Saturday, January 18, 2003

How to get a restraining order

How to get a restraining order
The Awareness Center's Daily Newsletter - Jan. 18, 2003

Learn how to file a restraining order. When you have been abused or assaulted, one of the best ways to protect yourself is to file for a restraining order with the courts.

Difficulty Level: Average    Time Required: 1-2 Days

Here's How:
  1. Visit a crisis center or domestic abuse prevention facility in your area and talk to an advocate about your restraining order. Do not try to do this by yourself. The advocate will have blank copies of the form.
  2. Get the forms necessary for filing the restraining order in your jurisdiction and read them carefully along with your advocate.
  3. Fill in all the information required on the restraining order forms. Tell the truth and give accurate names, dates, addresses and phone numbers. Especially important are details about threats and actual violence.
  4. Show your advocate any evidence you have collected: photos of bruises, police reports, doctor's reports, tape recordings of telephone conversations, etc.
  5. Follow your advocate's advice on how to present your evidence so the judge can allow it and give you the strongest possible restraining order.
  6. File your OFP or HRO request form with the court administrator where your advocate takes you. Tell the clerk how you want to receive your copy of the approved restraining order.
  7. The judge will look over your restraining order request forms during a break in his schedule. If he is convinced, he will sign a temporary restraining order. This is called an "Ex Parte" ("ex par-TAY")order, and is good until the hearing.
  8. Follow your advocate's advice on how to be safe as the police deliver a copy of the restraining order to your batterer. Statistically, this is the most dangerous time for you.
  9. The restraining order does not take effect until the perp gets his copy. If he comes near you before he is served, he is not guilty of a violation. However, that is a good opportunity for the police to serve him. Call 9-1-1.
  10. You will be notified when the perp is served. From that moment, be ready to call 9-1-1 and report even the slightest violation of the order. Keep your copy of the restraining order with you at all times.
  11. Get copies of the restraining order and give them to whoever needs to know: your landlord, your boss, the principal of your children's school, etc. Tell them to call 9-1-1 if they see your perp.
  12. An official hearing will be scheduled, usually within 10 days. This is where the judge will decide if the Ex Parte restraining order should be made official, and extended to one or two years.
  13. Attend the hearing with your advocate. Follow your advocate's advice on how to testify. Your perp will have the opportunity to present his side. Any witnesses must be present to testify.
  14. Hopefully, the judge will grant the long-term restraining order even after hearing the perp's side of the case. If an OFP, ask for detailed instructions on what the perp can and can not do.
  15. Carry a copy of the approved restraining order with you at all times. Report even the slightest violation of it. And celebrate. You now have some powerful friends.

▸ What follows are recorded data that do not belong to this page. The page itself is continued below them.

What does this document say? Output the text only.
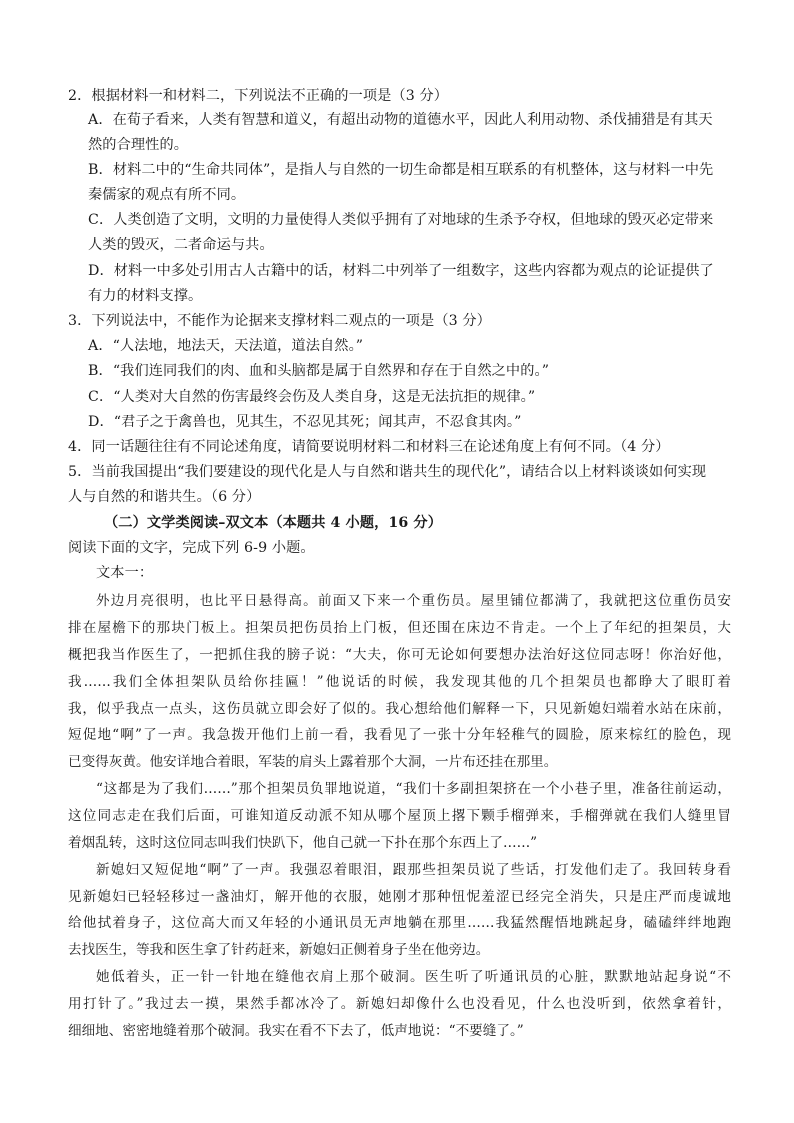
2．根据材料一和材料二，下列说法不正确的一项是（3 分）
A．在荀子看来，人类有智慧和道义，有超出动物的道德水平，因此人利用动物、杀伐捕猎是有其天
然的合理性的。
B．材料二中的“生命共同体”，是指人与自然的一切生命都是相互联系的有机整体，这与材料一中先
秦儒家的观点有所不同。
C．人类创造了文明，文明的力量使得人类似乎拥有了对地球的生杀予夺权，但地球的毁灭必定带来
人类的毁灭，二者命运与共。
D．材料一中多处引用古人古籍中的话，材料二中列举了一组数字，这些内容都为观点的论证提供了
有力的材料支撑。
3．下列说法中，不能作为论据来支撑材料二观点的一项是（3 分）
A．“人法地，地法天，天法道，道法自然。”
B．“我们连同我们的肉、血和头脑都是属于自然界和存在于自然之中的。”
C．“人类对大自然的伤害最终会伤及人类自身，这是无法抗拒的规律。”
D．“君子之于禽兽也，见其生，不忍见其死；闻其声，不忍食其肉。”
4．同一话题往往有不同论述角度，请简要说明材料二和材料三在论述角度上有何不同。（4 分）
5．当前我国提出“我们要建设的现代化是人与自然和谐共生的现代化”，请结合以上材料谈谈如何实现
人与自然的和谐共生。（6 分）
（二）文学类阅读–双文本（本题共 4 小题，16 分）
阅读下面的文字，完成下列 6-9 小题。
文本一：
外边月亮很明，也比平日悬得高。前面又下来一个重伤员。屋里铺位都满了，我就把这位重伤员安
排在屋檐下的那块门板上。担架员把伤员抬上门板，但还围在床边不肯走。一个上了年纪的担架员，大
概把我当作医生了，一把抓住我的膀子说：“大夫，你可无论如何要想办法治好这位同志呀！你治好他，
我……我们全体担架队员给你挂匾！”他说话的时候，我发现其他的几个担架员也都睁大了眼盯着
我，似乎我点一点头，这伤员就立即会好了似的。我心想给他们解释一下，只见新媳妇端着水站在床前，
短促地“啊”了一声。我急拨开他们上前一看，我看见了一张十分年轻稚气的圆脸，原来棕红的脸色，现
已变得灰黄。他安详地合着眼，军装的肩头上露着那个大洞，一片布还挂在那里。
“这都是为了我们……”那个担架员负罪地说道，“我们十多副担架挤在一个小巷子里，准备往前运动，
这位同志走在我们后面，可谁知道反动派不知从哪个屋顶上撂下颗手榴弹来，手榴弹就在我们人缝里冒
着烟乱转，这时这位同志叫我们快趴下，他自己就一下扑在那个东西上了……”
新媳妇又短促地“啊”了一声。我强忍着眼泪，跟那些担架员说了些话，打发他们走了。我回转身看
见新媳妇已轻轻移过一盏油灯，解开他的衣服，她刚才那种忸怩羞涩已经完全消失，只是庄严而虔诚地
给他拭着身子，这位高大而又年轻的小通讯员无声地躺在那里……我猛然醒悟地跳起身，磕磕绊绊地跑
去找医生，等我和医生拿了针药赶来，新媳妇正侧着身子坐在他旁边。
她低着头，正一针一针地在缝他衣肩上那个破洞。医生听了听通讯员的心脏，默默地站起身说“不
用打针了。”我过去一摸，果然手都冰冷了。新媳妇却像什么也没看见，什么也没听到，依然拿着针，
细细地、密密地缝着那个破洞。我实在看不下去了，低声地说：“不要缝了。”
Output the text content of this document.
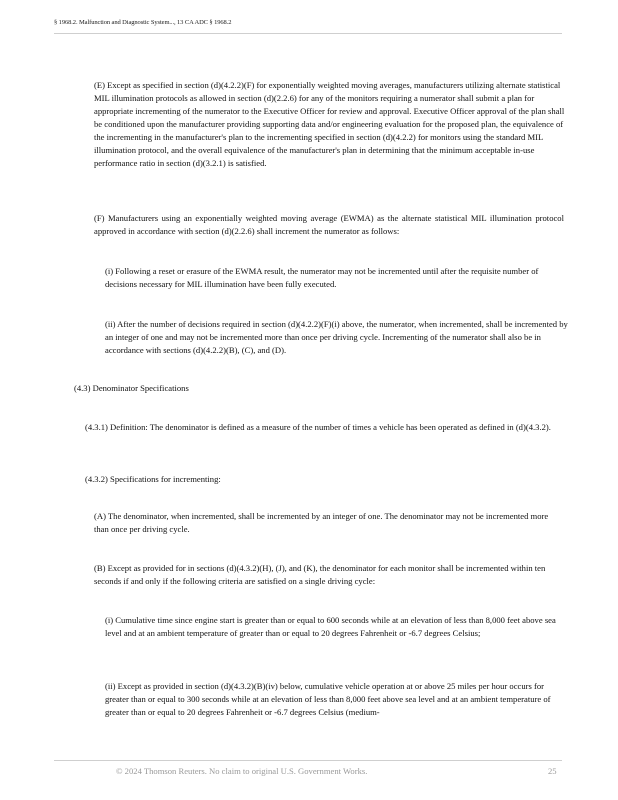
§ 1968.2. Malfunction and Diagnostic System..., 13 CA ADC § 1968.2

(E) Except as specified in section (d)(4.2.2)(F) for exponentially weighted moving averages, manufacturers utilizing alternate statistical MIL illumination protocols as allowed in section (d)(2.2.6) for any of the monitors requiring a numerator shall submit a plan for appropriate incrementing of the numerator to the Executive Officer for review and approval. Executive Officer approval of the plan shall be conditioned upon the manufacturer providing supporting data and/or engineering evaluation for the proposed plan, the equivalence of the incrementing in the manufacturer's plan to the incrementing specified in section (d)(4.2.2) for monitors using the standard MIL illumination protocol, and the overall equivalence of the manufacturer's plan in determining that the minimum acceptable in-use performance ratio in section (d)(3.2.1) is satisfied.

(F) Manufacturers using an exponentially weighted moving average (EWMA) as the alternate statistical MIL illumination protocol approved in accordance with section (d)(2.2.6) shall increment the numerator as follows:

(i) Following a reset or erasure of the EWMA result, the numerator may not be incremented until after the requisite number of decisions necessary for MIL illumination have been fully executed.

(ii) After the number of decisions required in section (d)(4.2.2)(F)(i) above, the numerator, when incremented, shall be incremented by an integer of one and may not be incremented more than once per driving cycle. Incrementing of the numerator shall also be in accordance with sections (d)(4.2.2)(B), (C), and (D).

(4.3) Denominator Specifications

(4.3.1) Definition: The denominator is defined as a measure of the number of times a vehicle has been operated as defined in (d)(4.3.2).

(4.3.2) Specifications for incrementing:

(A) The denominator, when incremented, shall be incremented by an integer of one. The denominator may not be incremented more than once per driving cycle.

(B) Except as provided for in sections (d)(4.3.2)(H), (J), and (K), the denominator for each monitor shall be incremented within ten seconds if and only if the following criteria are satisfied on a single driving cycle:

(i) Cumulative time since engine start is greater than or equal to 600 seconds while at an elevation of less than 8,000 feet above sea level and at an ambient temperature of greater than or equal to 20 degrees Fahrenheit or -6.7 degrees Celsius;

(ii) Except as provided in section (d)(4.3.2)(B)(iv) below, cumulative vehicle operation at or above 25 miles per hour occurs for greater than or equal to 300 seconds while at an elevation of less than 8,000 feet above sea level and at an ambient temperature of greater than or equal to 20 degrees Fahrenheit or -6.7 degrees Celsius (medium-

© 2024 Thomson Reuters. No claim to original U.S. Government Works.	25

  1. This advice is based on Minnesota law. Check with an advocate to make sure it accurately reflects the laws in your state.
  2. Remember, an OFP or HRO is a legal document. Know who to call to enforce it.
  3. The restraining order is between the judge and your perp. Even if you invite the perp to come back, he will be arrested unless you officially cancel the order.
  4. The restraining order only goes one way. It is against your perp, restricting his actions. It is not against you.
  5. Again, go find an advocate and work with her. Do not try to file a restraining order by yourself.